Summary. Cybersecurity risks continue to rise, further increasing the severity of long-term impacts.
The latest IBM Data Breach Report revealed 82% of breaches involved data stored in the cloud—public, private, or multiple environments, with attackers gaining access to multiple environments 39% of the time. In 2023, the average cost of a data breach reached an all-time high of USD 4.45 million, representing a 15.3% increase (from USD 3.86 million) in 2020.
It is clear that in today’s interconnected and digital age, safeguarding sensitive information is of paramount importance for any organization. Data breaches not only cause significant financial loss but can also erode the trust of customers and stakeholders. One critical threat an organization faces is ‘data exfiltration’—the unauthorized transfer of data from within an organization to an external location.
In this article, we’ll explore the concern exfiltration paths cause and important steps you can take to identify and mitigate them.
Understanding Exfiltration Paths
Exfiltration paths are like hidden backdoors that malicious actors use to smuggle out sensitive information. These paths can often exploit various vulnerabilities in an organization’s network, be it misconfigured devices, neglected access controls, or compromised endpoints.
The consequences of overlooking these paths are substantial:
- Loss of sensitive data: This can include everything from proprietary business information to customer data.
- In March, 1.2% of ChatGPT subscribers’ payment-related and personal information were exposed during an outage.

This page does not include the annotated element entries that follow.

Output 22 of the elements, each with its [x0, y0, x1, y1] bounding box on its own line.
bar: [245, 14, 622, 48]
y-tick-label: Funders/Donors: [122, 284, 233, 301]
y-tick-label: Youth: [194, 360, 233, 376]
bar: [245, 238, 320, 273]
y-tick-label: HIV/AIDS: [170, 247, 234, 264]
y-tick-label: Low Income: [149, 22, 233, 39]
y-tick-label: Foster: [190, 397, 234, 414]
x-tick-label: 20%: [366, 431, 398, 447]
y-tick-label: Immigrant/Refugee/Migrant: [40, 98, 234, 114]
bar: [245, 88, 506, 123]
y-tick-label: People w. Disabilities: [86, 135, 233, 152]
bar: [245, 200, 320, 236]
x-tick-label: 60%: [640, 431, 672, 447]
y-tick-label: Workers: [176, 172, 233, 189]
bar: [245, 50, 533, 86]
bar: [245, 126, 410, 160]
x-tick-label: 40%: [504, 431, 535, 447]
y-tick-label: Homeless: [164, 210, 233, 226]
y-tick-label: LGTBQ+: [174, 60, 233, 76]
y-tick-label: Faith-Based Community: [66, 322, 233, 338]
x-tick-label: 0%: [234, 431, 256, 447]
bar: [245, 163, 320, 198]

While the actual number of people exposed in the breach was “extremely low” according to OpenAI, the breach exposed a number of areas requiring immediate improvement to ensure safety of subscribers.
- Reputation damage: Data breaches can significantly harm an organization’s reputation, leading to a loss of trust.
- According to Forbes, nearly half of all organizations that suffer data breaches also suffer damage to their brand – the report identifies data loss as the “fourth most common threat to reputation.”
- Financial repercussions: This encompasses both direct losses and potential fines from regulatory bodies.
- IBM found the average cost of a data breach reached an all-time high in 2023 of $4.45 million, while the number is more than double in the U.S., averaging $9.44 million.
Safeguarding Data, Reputation, and the Future
Designed to provide a detailed and holistic view of an organization’s entire network—including all devices, access paths, and potential vulnerabilities, RedSeal’s platform has helped hundreds of organizations gain an understanding of potential exfiltration paths while identifying and sealing off pathways.
By the time a breach is detected, the damage is often done. It is almost always less expensive to stop an attack before it starts than to remediate. With tools like RedSeal, organizations can transition from defensive to proactive security.
5 Steps your organizations can take to identify exfiltration paths:
- Comprehensive network modeling: RedSeal creates a detailed, up-to-date model of an organization’s entire network. By doing so, it highlights all potential data flow paths, including those that might be unintentionally left open or overlooked.
- Visual representation of exfiltration paths: One of RedSeal’s standout features is its ability to visually represent every possible path out of a network, providing IT teams with a clear and intuitive view of how data might be siphoned out to better recognize and address vulnerabilities.
- Highlighting vulnerable access points: Using its sophisticated analytics, RedSeal can pinpoint devices or access points within the network that are susceptible to breaches or have misconfigured settings, allowing for potential data exfiltration.
- Prioritization based on risk: Not all vulnerabilities are equal. RedSeal’s platform ranks potential exfiltration paths based on risk, allowing prioritization of response and patching strategies.
- Simulating attack paths: RedSeal can simulate potential attack vectors, allowing organizations to proactively understand and counteract the strategies that malicious actors might employ.
Understanding potential exfiltration paths is not just a cybersecurity best practice—it’s an organizational imperative. With threats growing in sophistication and number, tools like RedSeal are no longer optional but a necessity. By identifying and sealing off these potential exfiltration pathways, businesses can safeguard their data, reputation, and future.